In Japan, there was the abolition of the traditional medicine system in 1881 and in 1976, traditional medicine was partially covered and in 2001, traditional medicine was included in medical education.


National Policies

All major therapeutic methods of traditional medicine were included in the national health care system in China, Korea, and whereas Japan included only most Kampo which galenicals or herbal mixture and some of acupuncture.

Traditional medicine doctors, whose activities are defined by law and regulated by the government of each country, have three different specialties in China: TCM, integrative medicine, and other ethnic medicine doctors. In Korea, there is only one kind of traditional medicine doctors. The percentage of traditional medicine doctors in medical facilities was the highest in Korea, at 15.26%, followed by China, at 12.63%. For Japan, the percentage of Kampo doctors who are medical doctors and members of nongovernmental academic society, the Japan Society for Oriental Medicine, was estimated to be 0.65% in 2008.
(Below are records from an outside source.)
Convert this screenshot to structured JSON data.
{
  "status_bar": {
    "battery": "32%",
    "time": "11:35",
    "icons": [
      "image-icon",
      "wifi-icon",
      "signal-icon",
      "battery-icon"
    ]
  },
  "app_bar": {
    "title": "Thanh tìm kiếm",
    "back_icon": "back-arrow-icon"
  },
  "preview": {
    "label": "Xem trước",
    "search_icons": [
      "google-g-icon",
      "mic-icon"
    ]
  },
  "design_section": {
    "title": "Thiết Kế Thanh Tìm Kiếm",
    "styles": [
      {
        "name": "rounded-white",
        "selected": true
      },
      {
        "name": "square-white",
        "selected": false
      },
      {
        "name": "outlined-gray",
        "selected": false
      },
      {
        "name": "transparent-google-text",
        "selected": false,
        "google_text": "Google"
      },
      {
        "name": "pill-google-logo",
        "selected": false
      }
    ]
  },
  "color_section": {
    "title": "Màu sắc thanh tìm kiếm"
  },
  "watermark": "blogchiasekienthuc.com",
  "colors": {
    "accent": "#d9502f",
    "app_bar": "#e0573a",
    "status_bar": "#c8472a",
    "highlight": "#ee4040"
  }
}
The ratio of medical facilities practicing conventional medicine to facilities practicing traditional medicine was about 25:1 for China for Korea 2.50:1. For Japan, hospitals and clinics are regarded as conventional facilities eve if traditional medicine is practiced, so the ratio for traditional Japanese medicine was recorded as zero.


Medical Insurance Coverage

All three countries have a policy to cover insured traditional medical procedures: China since 1951; Korea since 1987; and Japan only for Kampo since 1976. China and Korea had the most reimbursable treatments: acupuncture, moxibustion, cupping and manual therapies are completely covered, and herbal medicines are partially covered. Coverage of manual therapies was different in each country. Data on the proportion of reimbursement for traditional medicine treatments were not available for China and Japan whereas Korea showed a reimbursement rate of 4.04%.

The article used a research article “Traditional Medicine in China, Korea, and Japan: A Brief Introduction and Comparison” which was published Evidence-Based Complementary and Alternative Medicine Volume 2012, Article ID 429103.